Les footballeurs de notre Championnat s'intéressent de plus en plus à l'entrepreneuriat. En dépit des risques, ils n'hésitent plus à se lancer.
Les joueurs de Ligue 1 passent la moitié de leur vie en l'air ou sur les terrains, mais quand l'avion se pose sur la piste, le temps libre est important, pas toujours facile à combler, et peut alors parfois germer le blues du footballeur.
Afin d'y parer, une activité commence sérieusement à se diffuser chez les footeux : l'entrepreneuriat. Et si l'ailier de Manchester City Phil Foden a annoncé attendre la fin de sa carrière pour lancer son vlog dédié à la pêche, d'autres ont déjà franchi le pas, comme Eduardo Camavinga, qui a ouvert en septembre un barber shop à Rennes. La Ligue 1 recèle aussi ses Steve Jobs en herbe, comme le Nantais Jean-Charles Castelletto, qui a participé avec sa femme à l'ouverture d'un cabinet d'esthétique à Lorient.

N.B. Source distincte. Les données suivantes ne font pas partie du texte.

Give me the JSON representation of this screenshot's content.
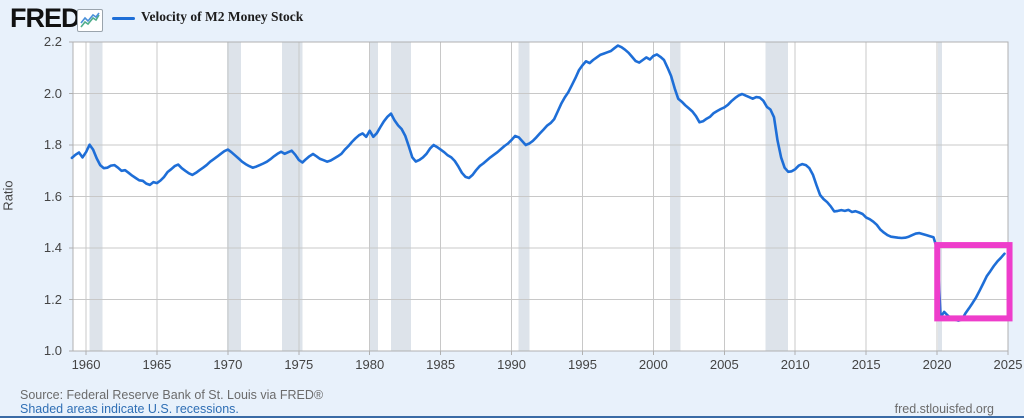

« Je démarche notamment tout ce qui est sponsors. Il y a un côté relationnel. Ça m'intéresse », Brendan Chardonnet, défenseur de Brest.

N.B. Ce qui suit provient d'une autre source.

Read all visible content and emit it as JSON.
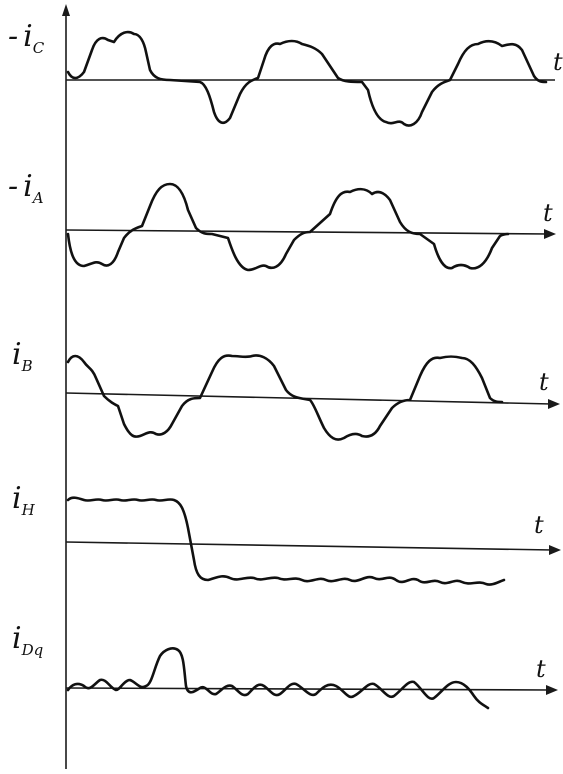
{
  "traces": [
    {
      "id": "ic",
      "sign": "-",
      "main": "i",
      "sub": "C",
      "t_label": "t",
      "shape": "phase-current"
    },
    {
      "id": "ia",
      "sign": "-",
      "main": "i",
      "sub": "A",
      "t_label": "t",
      "shape": "phase-current"
    },
    {
      "id": "ib",
      "sign": "",
      "main": "i",
      "sub": "B",
      "t_label": "t",
      "shape": "phase-current"
    },
    {
      "id": "ih",
      "sign": "",
      "main": "i",
      "sub": "H",
      "t_label": "t",
      "shape": "step-with-ripple"
    },
    {
      "id": "idq",
      "sign": "",
      "main": "i",
      "sub": "Dq",
      "t_label": "t",
      "shape": "ripple-with-pulse"
    }
  ]
}
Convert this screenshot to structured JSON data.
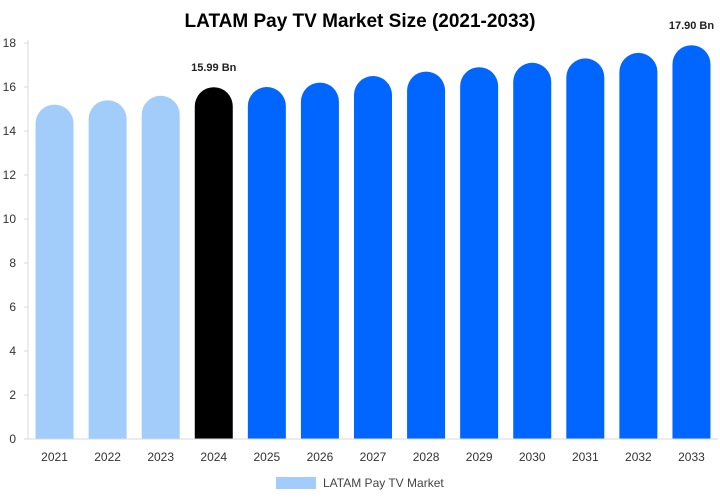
{
  "chart_data": {
    "type": "bar",
    "title": "LATAM Pay TV Market Size (2021-2033)",
    "categories": [
      "2021",
      "2022",
      "2023",
      "2024",
      "2025",
      "2026",
      "2027",
      "2028",
      "2029",
      "2030",
      "2031",
      "2032",
      "2033"
    ],
    "series": [
      {
        "name": "LATAM Pay TV Market",
        "values": [
          15.2,
          15.4,
          15.6,
          15.99,
          16.0,
          16.2,
          16.5,
          16.7,
          16.9,
          17.1,
          17.3,
          17.55,
          17.9
        ]
      }
    ],
    "data_labels": [
      {
        "category": "2024",
        "text": "15.99 Bn"
      },
      {
        "category": "2033",
        "text": "17.90 Bn"
      }
    ],
    "ylim": [
      0,
      18
    ],
    "yticks": [
      0,
      2,
      4,
      6,
      8,
      10,
      12,
      14,
      16,
      18
    ],
    "grid": false,
    "legend_position": "bottom-center",
    "colors": {
      "historical": "#a2cdfb",
      "current": "#000000",
      "forecast": "#0166ff",
      "axis": "#d8d8d8",
      "legend_swatch": "#a2cdfb"
    }
  }
}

« Avec mon cousin, je suis en train de construire un complexe de padel à Guilers, à côté de Brest, cela fait un an qu'on est dessus, glisse pour sa part le défenseur des Pirates Brendan Chardonnet (29 ans), co-gérant pour l'occasion d'une société civile immobilière (SCI). Une carrière, c'est long et court à la fois, ça ne suffit pas pour vivre jusqu'à la fin de ses jours. Mon cousin a des connaissances dans ce milieu, j'apprends au fur et à mesure. Je démarche notamment tout ce qui est sponsors. Il y a un côté relationnel. Ça m'intéresse. »
Les motivations ne sont pas simplement financières. « Je veux avoir l'opportunité à la fin de ma carrière de choisir ce que je veux faire, pose l'ancien d'Angers Jean-Pierre Nsamé (31 ans), lancé dans deux projets, dont un de restauration rapide. Je n'ai pas envie de bosser pour un patron ou de me lever à 8 heures, et j'ai envie de passer plus de temps en famille. » Cette fibre reflète aussi le besoin de s'offrir une respiration alors que les matches s'enchaînent.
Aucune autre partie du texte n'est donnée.